EDIT: Im not in any way worried about lava rock, because as far as im aware we have no volcanoes here in the UAE, or possibly in the Middle East for that matter.Fiiiiiiiiiiissssshhhhhh!
03-20-2013, 07:11 AM #17
03-20-2013, 07:27 AM #18
Agreed - But i love my fish too much to not do everything i can to make sure they are cleanFiiiiiiiiiiissssshhhhhh!
04-01-2013, 08:57 AM #19
Rocks are finally in the tank. After the last post i had soaked them in vinegar for a week and at the end of the test no bubbles or foaming was present. So i emptied the bucket and gave the rocks a very good scrub in HOT water (hot enough that i can put my hands in) and dried them out. Left them out in the Dubai'an sun for 24hrs then washed again this time just in ordinary cold water. Put them back in a bucket with dechlorinated water and tested the PH and Hardness. Tested again last thursday and found no change.
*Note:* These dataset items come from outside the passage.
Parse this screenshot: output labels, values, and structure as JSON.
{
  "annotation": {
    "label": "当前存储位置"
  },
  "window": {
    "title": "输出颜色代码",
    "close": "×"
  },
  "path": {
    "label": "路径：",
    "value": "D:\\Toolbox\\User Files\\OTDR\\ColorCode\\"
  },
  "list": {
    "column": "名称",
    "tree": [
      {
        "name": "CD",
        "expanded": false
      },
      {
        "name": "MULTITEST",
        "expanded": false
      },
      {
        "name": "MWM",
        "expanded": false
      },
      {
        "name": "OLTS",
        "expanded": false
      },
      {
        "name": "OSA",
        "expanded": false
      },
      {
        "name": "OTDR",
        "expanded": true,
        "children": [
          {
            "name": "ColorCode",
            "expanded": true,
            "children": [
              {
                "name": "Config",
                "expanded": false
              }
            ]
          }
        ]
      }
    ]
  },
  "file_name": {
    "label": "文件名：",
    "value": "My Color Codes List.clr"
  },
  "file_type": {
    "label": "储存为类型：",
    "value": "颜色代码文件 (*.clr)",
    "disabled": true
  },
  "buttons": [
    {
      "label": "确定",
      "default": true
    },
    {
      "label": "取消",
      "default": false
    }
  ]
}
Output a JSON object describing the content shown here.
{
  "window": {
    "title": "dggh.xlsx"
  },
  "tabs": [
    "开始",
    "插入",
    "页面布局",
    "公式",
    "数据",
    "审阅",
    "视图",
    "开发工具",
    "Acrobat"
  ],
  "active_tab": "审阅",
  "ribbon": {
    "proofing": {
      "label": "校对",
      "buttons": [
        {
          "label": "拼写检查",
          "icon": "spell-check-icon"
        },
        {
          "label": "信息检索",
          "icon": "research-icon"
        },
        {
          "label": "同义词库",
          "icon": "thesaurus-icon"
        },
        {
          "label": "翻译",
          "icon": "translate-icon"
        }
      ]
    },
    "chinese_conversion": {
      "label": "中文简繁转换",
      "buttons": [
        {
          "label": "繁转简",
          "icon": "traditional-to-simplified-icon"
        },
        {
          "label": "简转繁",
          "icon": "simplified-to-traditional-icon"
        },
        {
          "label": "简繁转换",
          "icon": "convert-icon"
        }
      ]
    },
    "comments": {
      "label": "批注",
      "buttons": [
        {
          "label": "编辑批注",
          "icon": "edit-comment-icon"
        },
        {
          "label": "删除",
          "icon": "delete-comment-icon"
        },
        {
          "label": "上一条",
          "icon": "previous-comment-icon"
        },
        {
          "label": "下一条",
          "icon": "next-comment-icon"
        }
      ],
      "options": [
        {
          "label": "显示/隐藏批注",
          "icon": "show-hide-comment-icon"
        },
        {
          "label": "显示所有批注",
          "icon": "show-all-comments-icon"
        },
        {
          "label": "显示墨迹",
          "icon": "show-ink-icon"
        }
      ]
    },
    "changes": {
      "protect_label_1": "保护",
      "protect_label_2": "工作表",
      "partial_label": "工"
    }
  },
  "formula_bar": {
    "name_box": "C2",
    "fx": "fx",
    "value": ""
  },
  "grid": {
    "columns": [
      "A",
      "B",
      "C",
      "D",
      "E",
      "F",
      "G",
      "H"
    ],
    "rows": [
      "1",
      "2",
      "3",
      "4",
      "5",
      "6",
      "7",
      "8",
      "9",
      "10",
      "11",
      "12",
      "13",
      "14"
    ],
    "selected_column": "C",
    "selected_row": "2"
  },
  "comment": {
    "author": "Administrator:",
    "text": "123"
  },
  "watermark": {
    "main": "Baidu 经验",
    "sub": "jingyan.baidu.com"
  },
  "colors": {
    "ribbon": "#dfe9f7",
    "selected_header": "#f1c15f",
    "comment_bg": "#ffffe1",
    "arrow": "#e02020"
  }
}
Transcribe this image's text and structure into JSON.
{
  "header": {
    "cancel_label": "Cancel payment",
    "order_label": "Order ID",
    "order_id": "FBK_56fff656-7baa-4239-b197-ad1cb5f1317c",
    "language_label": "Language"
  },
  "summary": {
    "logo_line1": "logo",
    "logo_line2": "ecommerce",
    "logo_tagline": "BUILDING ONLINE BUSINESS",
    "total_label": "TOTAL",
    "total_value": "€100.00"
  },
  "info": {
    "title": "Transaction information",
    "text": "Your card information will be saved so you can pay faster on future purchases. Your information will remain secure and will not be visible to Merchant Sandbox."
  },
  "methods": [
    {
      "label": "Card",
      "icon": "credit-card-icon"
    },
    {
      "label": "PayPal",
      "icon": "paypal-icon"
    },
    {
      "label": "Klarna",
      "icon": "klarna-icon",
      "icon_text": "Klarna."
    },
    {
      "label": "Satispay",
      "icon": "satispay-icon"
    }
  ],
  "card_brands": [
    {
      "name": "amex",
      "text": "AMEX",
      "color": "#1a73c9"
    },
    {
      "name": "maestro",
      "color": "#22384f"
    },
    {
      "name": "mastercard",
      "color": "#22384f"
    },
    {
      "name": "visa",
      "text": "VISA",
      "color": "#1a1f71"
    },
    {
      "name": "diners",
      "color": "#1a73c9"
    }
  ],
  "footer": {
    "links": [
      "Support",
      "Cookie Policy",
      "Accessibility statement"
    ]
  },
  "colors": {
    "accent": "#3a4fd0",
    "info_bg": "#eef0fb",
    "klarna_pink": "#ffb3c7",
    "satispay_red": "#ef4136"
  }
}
Friday i drained the tank to 10% water left, took out the fish. Did a spring clean, trimmed and removed dead leaves. Rescaped the driftwood i had in there already and added the new rocks. Filled it back up and returned the fish. Here's how it stands now:-
FTS - New rocks on the right side and one i had already on the left.
Close up of the 2 larger ones, and of course, one of my discus.
Another shot of all 3 rocks. My Serpaes and Silvertips tend to bunch up more when i get too close with the camera!
Just for kicks.
04-01-2013, 08:58 AM #20
Lastly, a FFTS.
Thanks to all those who provided some feedback and advise during this episode. Certainly enjoying my new scape and the extra colour the rocks bring.
I decided not to bother with the sand in the end. Might add that at a later date since i didnt want to put too much stress on the fish, discus in particular.
2 x Angelfish
16 x Silvertip Tetras
11 x Serpae Tetras
I understand the tank is slightly over stocked, but i have 2 canisters rated at 200g each, and i do 50% WC/per week.Fiiiiiiiiiiissssshhhhhh!